Aug 15, 2015
Growing Role of Proprietary Nursing Programs
- Concern about the quality and the fraudulent use of Federal student loans has plagued the growing for–profit college industry.
- The absence of a central regulatory body has meant that there is no reliable data on either the number or the quality of nursing programs offered by proprietary colleges.
- In all states and territories, except Florida, Mississippi, and New York, nursing programs must be approved by the State Pre-licensure Board of Nursing.
- In order to estimate the number and quality of proprietary nursing programs, we surveyed the 59 (some states have more than one) Pre-licensure Boards.
Based on responses from 41 of the 59 Pre-licensure Boards, we found:
- There is wide variation in the number of for-profit nursing programs across states.
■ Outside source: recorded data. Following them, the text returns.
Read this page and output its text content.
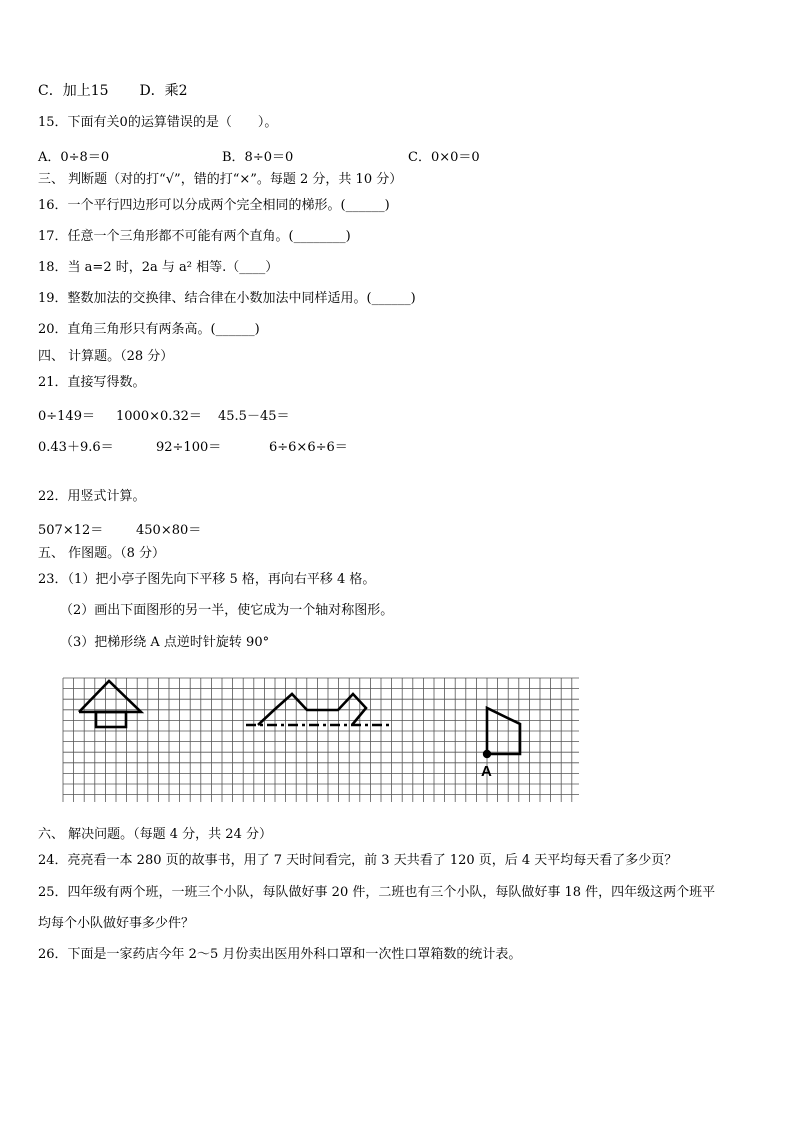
C．加上15 D．乘2
15．下面有关0的运算错误的是（　　）。
A．0÷8＝0	B．8÷0＝0	C．0×0＝0
三、 判断题（对的打“√”，错的打“×”。每题 2 分，共 10 分）
16．一个平行四边形可以分成两个完全相同的梯形。(______)
17．任意一个三角形都不可能有两个直角。(________)
18．当 a=2 时，2a 与 a² 相等.（____）
19．整数加法的交换律、结合律在小数加法中同样适用。(______)
20．直角三角形只有两条高。(______)
四、 计算题。（28 分）
21．直接写得数。
0÷149＝ 1000×0.32＝ 45.5－45＝
0.43＋9.6＝	92÷100＝	6÷6×6÷6＝
22．用竖式计算。
507×12＝	450×80＝
五、 作图题。（8 分）
23．（1）把小亭子图先向下平移 5 格，再向右平移 4 格。
（2）画出下面图形的另一半，使它成为一个轴对称图形。
（3）把梯形绕 A 点逆时针旋转 90°
A
六、 解决问题。（每题 4 分，共 24 分）
24．亮亮看一本 280 页的故事书，用了 7 天时间看完，前 3 天共看了 120 页，后 4 天平均每天看了多少页？
25．四年级有两个班，一班三个小队，每队做好事 20 件，二班也有三个小队，每队做好事 18 件，四年级这两个班平
均每个小队做好事多少件？
26．下面是一家药店今年 2～5 月份卖出医用外科口罩和一次性口罩箱数的统计表。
Four boards reported 0 and one (Florida) reported 73 programs.
- Thirty-four boards reported increases in numbers of proprietary programs in the several years.
- Eight of the 41 boards reported high turnover of proprietary programs (some have opened, while others have closed).
- Eighteen boards reported instances in which proprietary programs that did not meet standards were placed on probation, given conditional approval, or approval was rescinded and programs were closed.
- Problems in quality that were reported include: lack of sites for clinical placements, poorly planned clinical experiences and curricula, and a lack of qualified administrators and faculty. In addition, there have been cases of “lack of integrity”, identified in a number of ways, including threats to the board of nursing, presentation of false documents, and questionable recruiting that included accepting students who did not meet standards.
- Eight boards reported objections by legislators or others after denying approval. In most of these cases the boards were forced to ultimately approve the programs.